André Dauchez, portraitiste de la Cornouaille  – 

Catalogue raisonné de  l’œuvre gravé

©Stéphane Brugal – 2018 – ISBN: 978-2-9564449-0-9

Stéphane Brugal, historien de formation, diplômé de l’Institut d’études techniques et historiques des objets d’art, découvre l’oeuvre d’André Dauchez dans le cadre de son parcours de galeriste spécialisé dans les artistes ayant succombés aux charmes de la Bretagne.

Par cet ouvrage, Stéphane Brugal met en lumière l’art de la gravure d’André Dauchez, sa technique de l’eau-forte dont il devint l’un des grands représentants de la première moitié du XXe siècle. Cet ouvrage se veut exhaustif et apporte un outil de travail qui deviendra une référence pour tous les passionnés de l’oeuvre de l’artiste.

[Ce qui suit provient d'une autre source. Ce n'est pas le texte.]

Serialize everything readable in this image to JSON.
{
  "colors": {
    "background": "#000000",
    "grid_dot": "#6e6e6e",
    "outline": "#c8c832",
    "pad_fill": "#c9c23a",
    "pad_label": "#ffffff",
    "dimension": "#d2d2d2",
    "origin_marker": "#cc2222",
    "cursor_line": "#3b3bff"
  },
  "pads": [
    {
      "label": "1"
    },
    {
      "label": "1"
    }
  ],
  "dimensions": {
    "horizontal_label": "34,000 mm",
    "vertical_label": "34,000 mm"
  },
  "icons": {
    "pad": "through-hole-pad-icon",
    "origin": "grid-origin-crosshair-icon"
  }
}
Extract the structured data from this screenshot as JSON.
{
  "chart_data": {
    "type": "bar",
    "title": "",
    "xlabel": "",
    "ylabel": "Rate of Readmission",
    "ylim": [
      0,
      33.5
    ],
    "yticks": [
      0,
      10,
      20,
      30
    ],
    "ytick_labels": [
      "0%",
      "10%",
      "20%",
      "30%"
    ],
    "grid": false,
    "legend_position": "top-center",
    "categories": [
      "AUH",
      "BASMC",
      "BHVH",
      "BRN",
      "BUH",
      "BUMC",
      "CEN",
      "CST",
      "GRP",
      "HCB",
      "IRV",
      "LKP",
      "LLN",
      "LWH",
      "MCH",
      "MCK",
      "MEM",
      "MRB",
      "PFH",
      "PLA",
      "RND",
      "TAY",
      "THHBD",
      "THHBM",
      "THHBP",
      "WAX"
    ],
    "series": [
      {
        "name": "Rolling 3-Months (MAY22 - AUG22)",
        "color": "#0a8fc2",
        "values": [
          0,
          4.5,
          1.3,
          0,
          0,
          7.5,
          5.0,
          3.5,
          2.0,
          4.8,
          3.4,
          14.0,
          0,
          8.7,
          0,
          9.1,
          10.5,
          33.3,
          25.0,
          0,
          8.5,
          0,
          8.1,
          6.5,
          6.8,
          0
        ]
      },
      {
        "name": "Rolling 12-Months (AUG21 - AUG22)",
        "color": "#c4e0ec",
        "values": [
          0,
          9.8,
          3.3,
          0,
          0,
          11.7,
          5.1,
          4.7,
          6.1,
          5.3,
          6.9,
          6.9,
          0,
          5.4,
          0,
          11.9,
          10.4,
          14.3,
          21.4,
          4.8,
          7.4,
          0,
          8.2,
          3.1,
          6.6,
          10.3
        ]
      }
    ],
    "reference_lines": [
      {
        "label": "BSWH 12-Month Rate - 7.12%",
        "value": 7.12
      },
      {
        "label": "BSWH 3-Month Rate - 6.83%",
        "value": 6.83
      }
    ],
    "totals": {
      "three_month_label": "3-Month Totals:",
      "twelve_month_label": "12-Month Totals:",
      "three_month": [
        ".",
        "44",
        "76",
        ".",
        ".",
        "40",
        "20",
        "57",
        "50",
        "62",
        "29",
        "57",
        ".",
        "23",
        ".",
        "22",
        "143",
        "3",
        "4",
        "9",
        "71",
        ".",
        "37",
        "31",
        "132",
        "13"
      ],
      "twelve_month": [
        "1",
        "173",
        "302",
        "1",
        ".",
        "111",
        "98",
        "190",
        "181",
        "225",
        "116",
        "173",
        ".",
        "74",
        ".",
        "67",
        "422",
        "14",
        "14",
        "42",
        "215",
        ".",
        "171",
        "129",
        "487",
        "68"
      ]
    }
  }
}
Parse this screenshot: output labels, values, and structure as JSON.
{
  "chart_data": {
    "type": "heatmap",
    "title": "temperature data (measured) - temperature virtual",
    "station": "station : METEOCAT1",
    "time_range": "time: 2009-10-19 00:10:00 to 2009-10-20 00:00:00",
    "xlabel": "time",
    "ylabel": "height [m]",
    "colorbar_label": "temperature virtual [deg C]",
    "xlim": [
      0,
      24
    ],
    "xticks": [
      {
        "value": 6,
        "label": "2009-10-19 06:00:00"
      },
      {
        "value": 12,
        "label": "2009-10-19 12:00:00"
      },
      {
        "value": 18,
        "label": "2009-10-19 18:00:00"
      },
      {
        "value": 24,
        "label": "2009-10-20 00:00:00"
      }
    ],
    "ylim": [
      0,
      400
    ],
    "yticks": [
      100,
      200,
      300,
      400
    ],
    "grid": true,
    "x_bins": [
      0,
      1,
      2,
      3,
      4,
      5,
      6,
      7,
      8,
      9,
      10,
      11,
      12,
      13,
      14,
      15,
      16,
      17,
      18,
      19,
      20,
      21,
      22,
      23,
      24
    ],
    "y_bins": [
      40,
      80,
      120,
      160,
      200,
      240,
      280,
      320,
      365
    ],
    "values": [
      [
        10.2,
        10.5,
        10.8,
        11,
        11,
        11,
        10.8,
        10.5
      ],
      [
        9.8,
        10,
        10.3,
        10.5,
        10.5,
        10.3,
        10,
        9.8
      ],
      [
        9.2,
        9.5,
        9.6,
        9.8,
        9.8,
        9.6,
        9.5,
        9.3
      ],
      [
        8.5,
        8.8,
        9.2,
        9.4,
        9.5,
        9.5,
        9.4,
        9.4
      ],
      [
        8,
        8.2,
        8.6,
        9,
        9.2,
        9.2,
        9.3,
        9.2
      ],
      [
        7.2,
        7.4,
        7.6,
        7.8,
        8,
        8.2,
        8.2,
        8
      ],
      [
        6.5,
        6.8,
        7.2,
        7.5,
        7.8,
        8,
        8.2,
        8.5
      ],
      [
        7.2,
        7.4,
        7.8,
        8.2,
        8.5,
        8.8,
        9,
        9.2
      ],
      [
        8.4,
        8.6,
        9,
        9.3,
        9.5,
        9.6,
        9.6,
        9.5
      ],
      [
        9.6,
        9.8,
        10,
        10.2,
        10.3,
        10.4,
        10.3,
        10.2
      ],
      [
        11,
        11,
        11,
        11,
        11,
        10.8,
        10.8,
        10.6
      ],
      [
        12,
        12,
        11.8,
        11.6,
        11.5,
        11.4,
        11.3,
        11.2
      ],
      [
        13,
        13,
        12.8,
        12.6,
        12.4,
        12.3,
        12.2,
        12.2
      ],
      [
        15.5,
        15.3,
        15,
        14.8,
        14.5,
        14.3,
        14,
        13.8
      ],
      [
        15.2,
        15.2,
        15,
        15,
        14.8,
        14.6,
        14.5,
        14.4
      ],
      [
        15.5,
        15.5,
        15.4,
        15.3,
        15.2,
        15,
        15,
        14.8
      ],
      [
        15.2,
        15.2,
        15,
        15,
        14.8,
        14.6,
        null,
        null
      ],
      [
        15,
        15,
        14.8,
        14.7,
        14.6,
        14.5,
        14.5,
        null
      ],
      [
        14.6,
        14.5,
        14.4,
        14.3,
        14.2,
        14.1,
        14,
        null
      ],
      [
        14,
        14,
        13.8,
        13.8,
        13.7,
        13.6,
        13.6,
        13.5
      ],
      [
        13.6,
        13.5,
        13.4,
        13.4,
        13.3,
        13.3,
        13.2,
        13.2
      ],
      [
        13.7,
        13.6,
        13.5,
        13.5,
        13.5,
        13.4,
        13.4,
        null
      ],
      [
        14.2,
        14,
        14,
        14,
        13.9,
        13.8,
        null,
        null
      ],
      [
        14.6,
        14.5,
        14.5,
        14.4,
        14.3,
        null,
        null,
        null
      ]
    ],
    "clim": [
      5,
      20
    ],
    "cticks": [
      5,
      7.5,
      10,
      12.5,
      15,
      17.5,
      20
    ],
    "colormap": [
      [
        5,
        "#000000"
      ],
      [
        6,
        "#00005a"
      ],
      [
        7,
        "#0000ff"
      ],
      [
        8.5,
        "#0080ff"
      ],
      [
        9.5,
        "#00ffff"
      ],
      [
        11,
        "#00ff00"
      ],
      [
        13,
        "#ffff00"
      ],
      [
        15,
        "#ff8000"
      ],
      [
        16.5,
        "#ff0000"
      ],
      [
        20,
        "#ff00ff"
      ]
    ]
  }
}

Séduit et influencé par les lignes et la force des paysages, de la baie de Douarnenez à Belle-Ile-en-Mer, André Dauchez va réussir à transcrire les nombreux visages de cette Cornouaille bretonne : landes, dunes, estuaires et anses bordées de pins, bords de côtes et de rivières, rochers à marée basse, furent ses motifs préférés.

Les œuvres d’André Dauchez ont une vigueur merveilleuse, ces observations à l’eau-forte, spontanées, puissantes et simplifiées, nous dévoilent l’excellent graveur et le grand dessinateur qu’il était. D’une pointe fine et d’un acide mordant, André Dauchez exprime la force et la rudesse de cette Cornouaille, mais aussi son charme et sa diversité.

De ces oppositions saisissantes d’ombres et de lumière, l’artiste fait ressortir d’un trait nerveux le découpage des arbres, la physionomie d’un rivage, dans lequel l’on sent vibrer la vie. Il discerne à chaque moment les effets différents produits par l’ombre, par le soleil ou par le vent qui bouleversent sans cesse l’apparence d’un paysage, sachant capter ainsi l’essence même de son sujet tel un vrai portraitiste.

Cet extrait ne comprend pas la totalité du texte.